Part of that balance comes from being one of the most notable metal acts to fully employ melodic singing, and that aspect of Deathwhite’s sound has never been as wonderfully executed as it is here
“(The vocals are) an extension as another instrument, and I don’t think people understand how difficult it is sometimes to write for a clean vocalist. Let’s face it, a vast portion of metal bands have a growl vocalist, or they have the Mastodon style vocals, where—how do I want to put it—you’re grunting in key. The gentleman who sings for us is not a professionally trained singer, but he is immensely talented. He understands musical theory. He understands harmonies. He understands how to get the most out of his vocals without stomping all over the music. So that is always really one of the first considerations when writing our songs, which is probably why we go through so many revisions because we are so conscious of where to put the vocals and how to make them sound good.
“So having a clean singer with this style of music,” they continue, “you usually you have to dumb down the riffs a little bit. It’s a bit of a give or take, push and pull, almost with that. We’re doing our best to strengthen that balance where we still want to have interesting riffs and harmonies and drums behind everything, but still the vocals really are what guide Deathwhite. And in many respects, that’s the first thing that people point out with our sound.
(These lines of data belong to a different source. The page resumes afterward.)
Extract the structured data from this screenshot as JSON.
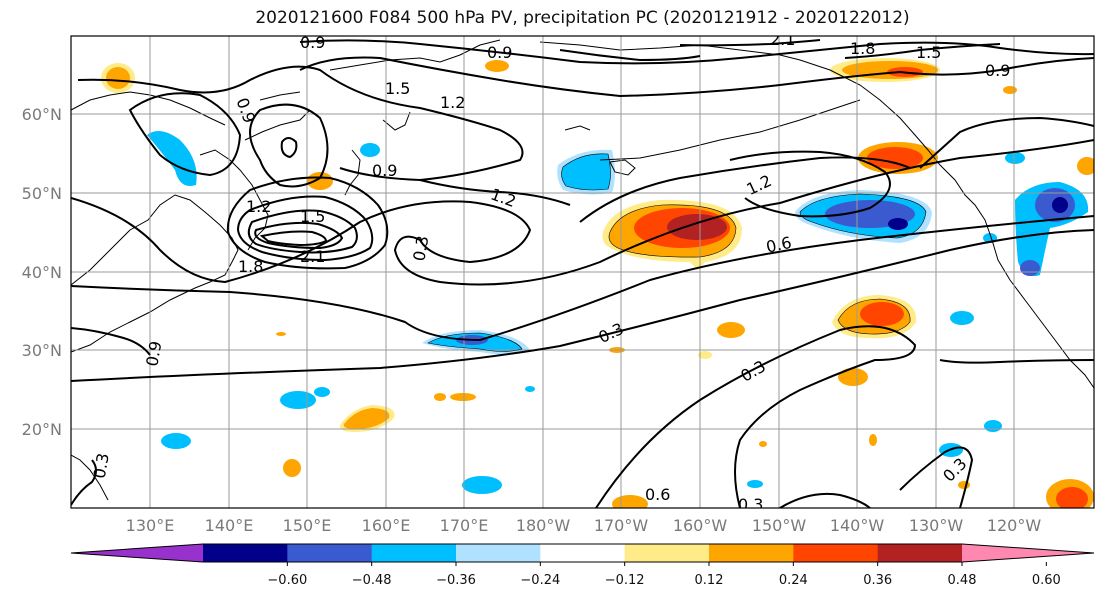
{
  "title": "2020121600 F084 500 hPa PV, precipitation PC (2020121912 - 2020122012)",
  "lon_labels": [
    "130°E",
    "140°E",
    "150°E",
    "160°E",
    "170°E",
    "180°W",
    "170°W",
    "160°W",
    "150°W",
    "140°W",
    "130°W",
    "120°W"
  ],
  "lat_labels": [
    "60°N",
    "50°N",
    "40°N",
    "30°N",
    "20°N"
  ],
  "colorbar": {
    "colors": [
      "#9932cc",
      "#00008b",
      "#3a5bcf",
      "#00bfff",
      "#b0e2ff",
      "#ffffff",
      "#ffeb87",
      "#ffa500",
      "#ff4500",
      "#b22222",
      "#ff88b0"
    ],
    "tick_labels": [
      "-0.60",
      "-0.48",
      "-0.36",
      "-0.24",
      "-0.12",
      "0.12",
      "0.24",
      "0.36",
      "0.48",
      "0.60"
    ]
  },
  "contour_labels": [
    "0.9",
    "0.9",
    "2.1",
    "1.8",
    "1.5",
    "0.9",
    "1.5",
    "1.2",
    "0.9",
    "0.9",
    "1.2",
    "1.5",
    "2.1",
    "1.8",
    "0.3",
    "1.2",
    "1.2",
    "0.6",
    "0.3",
    "0.3",
    "0.3",
    "0.6",
    "0.3",
    "0.9",
    "0.3"
  ]
}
We take great care to make sure that all the vocals fit, that we have the right words, and sometimes less is more; We don’t need to sing over every part. We’re sort of a band that’s some of its parts; There’s not one person in the band who overshadows or overrides everything. I t’s very much even distribution between all four of us.
“It’s interesting you keep mentioning this idea of the growth of the band, and I want to touch on that a little bit because not only do I think I speak for every human thankfully still alive at this point in existence that we’ve accelerated our own growth on our own deterioration as people over the last two years, right? We’ve learned a lot about ourselves, but also about the values and how we want to be in the world.
“We knew we couldn’t write another album like Graven Image, but we also wanted to tap into a little bit more of our background. A lot of us started out playing in death metal and black metal bands, and some of those things have shown through on Gray Everlasting, but the trick is, how do you incorporate those ideas while still maintaining what Deathwhite is about?
And that was really the balancing act. It just so happened that we started to write the album in March 2020, literally as the pandemic hit, and it really allowed us to isolate ourselves even more so than usual because we don’t tour; We’re not a very outward facing band. We’re very private. So that circumstance in it itself really helped push and give us that creative energy and drive that we needed to push Grey Everlasting in this direction.”